Positive thinking! That was the way to go.
"Got that bucket of water? Now go, fetch me some eggs."
"Did Old Wu finish butchering that pig yet? Go check and grab that pig back for me if he's done. It might be the weight of four sacks of flour, but I believe that you can do it."
"Hm, we might need another bucket of water. Fetch that for me, will you?"
"Chop this pork for me. The knife might be a bit heavy, but heavy knives do the trick, no?"
"Go dig for ginger, scallion, and cabbage once you're done with that chopping. Why are you the one doing it? Because I'm an old woman; having my back hunched over for half an hour won't be any good. You're a young little girl; what are you complaining about?"
"This fire is running a bit low. Does Old Wu have any more wood? No? Well, that's a surprise. Maybe you should try chopping some yourself. If there's no fire, there's no steamed buns."
"Ah, we might need water again. Get two buckets this time?"
By the end of the day, or around late noon, Yujia had done as much manual labor— no, she was not considering it as a workout anymore— as she could possibly do.
She finally comprehended what Chef Hong meant by "regret".
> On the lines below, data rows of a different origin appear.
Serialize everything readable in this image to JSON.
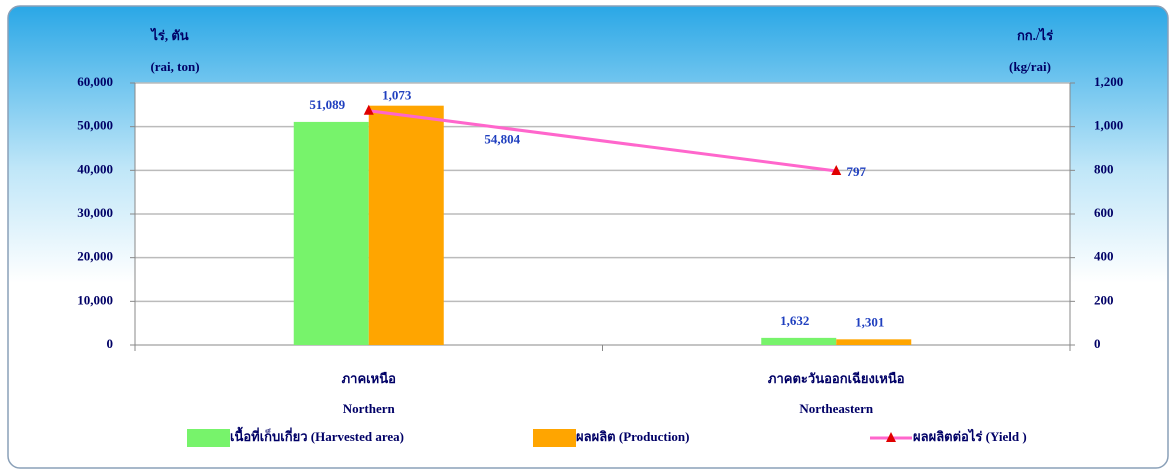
{
  "chart_data": {
    "type": "bar",
    "y_label": [
      "ไร่, ตัน",
      "(rai, ton)"
    ],
    "y2_label": [
      "กก./ไร่",
      "(kg/rai)"
    ],
    "categories": [
      [
        "ภาคเหนือ",
        "Northern"
      ],
      [
        "ภาคตะวันออกเฉียงเหนือ",
        "Northeastern"
      ]
    ],
    "series": [
      {
        "name": "เนื้อที่เก็บเกี่ยว  (Harvested area)",
        "type": "bar",
        "color": "#77f36b",
        "values": [
          51089,
          1632
        ],
        "value_labels": [
          "51,089",
          "1,632"
        ]
      },
      {
        "name": "ผลผลิต (Production)",
        "type": "bar",
        "color": "#ffa500",
        "values": [
          54804,
          1301
        ],
        "value_labels": [
          "54,804",
          "1,301"
        ]
      },
      {
        "name": "ผลผลิตต่อไร่  (Yield )",
        "type": "line",
        "axis": "y2",
        "color": "#ff66cc",
        "marker_color": "#e00000",
        "values": [
          1073,
          797
        ],
        "value_labels": [
          "1,073",
          "797"
        ]
      }
    ],
    "ylim": [
      0,
      60000
    ],
    "yticks": [
      0,
      {
        "value": 10000,
        "label": "10,000"
      },
      {
        "value": 20000,
        "label": "20,000"
      },
      {
        "value": 30000,
        "label": "30,000"
      },
      {
        "value": 40000,
        "label": "40,000"
      },
      {
        "value": 50000,
        "label": "50,000"
      },
      {
        "value": 60000,
        "label": "60,000"
      }
    ],
    "y2lim": [
      0,
      1200
    ],
    "y2ticks": [
      0,
      200,
      400,
      600,
      800,
      {
        "value": 1000,
        "label": "1,000"
      },
      {
        "value": 1200,
        "label": "1,200"
      }
    ],
    "grid": true
  }
}
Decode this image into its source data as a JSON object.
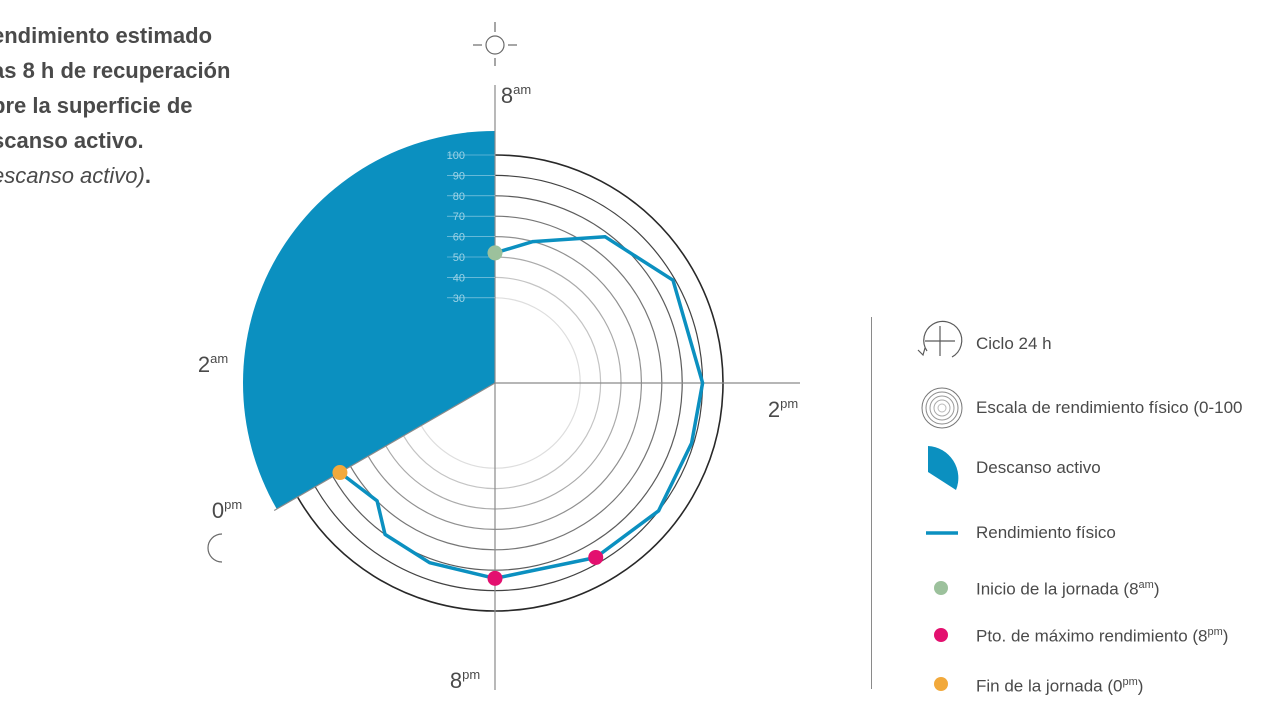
{
  "title": {
    "lines": [
      "endimiento estimado",
      "as 8 h de recuperación",
      "bre la superficie de",
      "scanso activo."
    ],
    "subtitle": "escanso activo)",
    "subtitle_end": "."
  },
  "chart_data": {
    "type": "radial-line",
    "cycle_hours": 24,
    "scale_ticks": [
      30,
      40,
      50,
      60,
      70,
      80,
      90,
      100
    ],
    "scale_range": [
      0,
      100
    ],
    "hour_labels": [
      {
        "base": "8",
        "sup": "am",
        "angle_deg": 0
      },
      {
        "base": "2",
        "sup": "pm",
        "angle_deg": 90
      },
      {
        "base": "8",
        "sup": "pm",
        "angle_deg": 180
      },
      {
        "base": "0",
        "sup": "pm",
        "angle_deg": 240
      },
      {
        "base": "2",
        "sup": "am",
        "angle_deg": 270
      }
    ],
    "rest_sector_deg": [
      240,
      360
    ],
    "series": [
      {
        "name": "Rendimiento físico",
        "color": "#0b90c0",
        "points": [
          {
            "angle_deg": 0,
            "value": 52
          },
          {
            "angle_deg": 15,
            "value": 60
          },
          {
            "angle_deg": 37,
            "value": 78
          },
          {
            "angle_deg": 60,
            "value": 89
          },
          {
            "angle_deg": 90,
            "value": 90
          },
          {
            "angle_deg": 107,
            "value": 89
          },
          {
            "angle_deg": 128,
            "value": 90
          },
          {
            "angle_deg": 150,
            "value": 87
          },
          {
            "angle_deg": 180,
            "value": 84
          },
          {
            "angle_deg": 200,
            "value": 82
          },
          {
            "angle_deg": 216,
            "value": 80
          },
          {
            "angle_deg": 225,
            "value": 70
          },
          {
            "angle_deg": 240,
            "value": 76
          }
        ]
      }
    ],
    "markers": [
      {
        "name": "Inicio de la jornada",
        "angle_deg": 0,
        "value": 52,
        "color": "#9cc19c"
      },
      {
        "name": "Pto. de máximo rendimiento",
        "angle_deg": 150,
        "value": 87,
        "color": "#e3106f"
      },
      {
        "name": "Pto. de máximo rendimiento",
        "angle_deg": 180,
        "value": 84,
        "color": "#e3106f"
      },
      {
        "name": "Fin de la jornada",
        "angle_deg": 240,
        "value": 76,
        "color": "#f2a93b"
      }
    ],
    "colors": {
      "rest": "#0b90c0",
      "line": "#0b90c0",
      "start": "#9cc19c",
      "peak": "#e3106f",
      "end": "#f2a93b",
      "axis": "#8a8a8a"
    }
  },
  "legend": {
    "items": [
      {
        "base": "Ciclo 24 h",
        "sup": "",
        "tail": "",
        "icon": "cycle-icon"
      },
      {
        "base": "Escala de rendimiento físico (0-100",
        "sup": "",
        "tail": "",
        "icon": "scale-rings-icon"
      },
      {
        "base": "Descanso activo",
        "sup": "",
        "tail": "",
        "icon": "rest-sector-icon"
      },
      {
        "base": "Rendimiento físico",
        "sup": "",
        "tail": "",
        "icon": "line-icon"
      },
      {
        "base": "Inicio de la jornada (8",
        "sup": "am",
        "tail": ")",
        "icon": "start-dot-icon"
      },
      {
        "base": "Pto. de máximo rendimiento (8",
        "sup": "pm",
        "tail": ")",
        "icon": "peak-dot-icon"
      },
      {
        "base": "Fin de la jornada (0",
        "sup": "pm",
        "tail": ")",
        "icon": "end-dot-icon"
      }
    ]
  },
  "symbols": {
    "day": "sun-icon",
    "night": "moon-icon"
  }
}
All along, by assistant, Chef Hong meant "manual laborer". If Yujia wasn't nineteen physically, she could possibly even consider this child labor! Screw all of that positive thinking.
Her limbs were sore, her back was sore, and she was sweating all throughout. The rising heat of the day didn't seem to help either.
It didn't help that the Fourth Miss had such a weak body with absolutely zero muscles. It didn't help that no one was allowed to lend a single hand without Chef Hong yelling at them to stop. None of this helped.
But in between those moments of physical labor, she had worked on folding the steamed buns to have the perfect shape. She had done a bit of actual cooking, like kneading the dough, chopping the ingredients, and shaping the buns. The proudest thing that she had done was shaping and folding the steamed buns to have their classic shape. She had done most of the work in that step after learning how to fold them with Chef Hong.
She poured as much effort as she possibly could.
And she had to admit that she did learn. She learned a lot more by being part of the entire process of making steamed buns from scratch— from getting the ingredients fresh from the source, fetching everything by hand— than she would ever if she was just handed some premade filling and dough.
As much as Yujia hated to admit it, she could see why Chef Hong made her do all the things she had to do. It wasn't manual labor, nor was it a workout. It was just a part of the process. Find authorized novels in romanticlovebooks，faster updates, better experience，Please click www.romanticlovebooks.com for visiting.
So when Yujia lifted that bamboo basket lid, greeting her eyes with a perfect sight— curls of steam rising off of cream-colored buns— she couldn't stop an exhausted but proud smile from spreading across her lips.
Yujia settled on making two things: salty steamed buns and sweet steamed buns. Within the salty steamed buns, there would be a meat filling, while in the sweet buns, it would be a black sesame filling.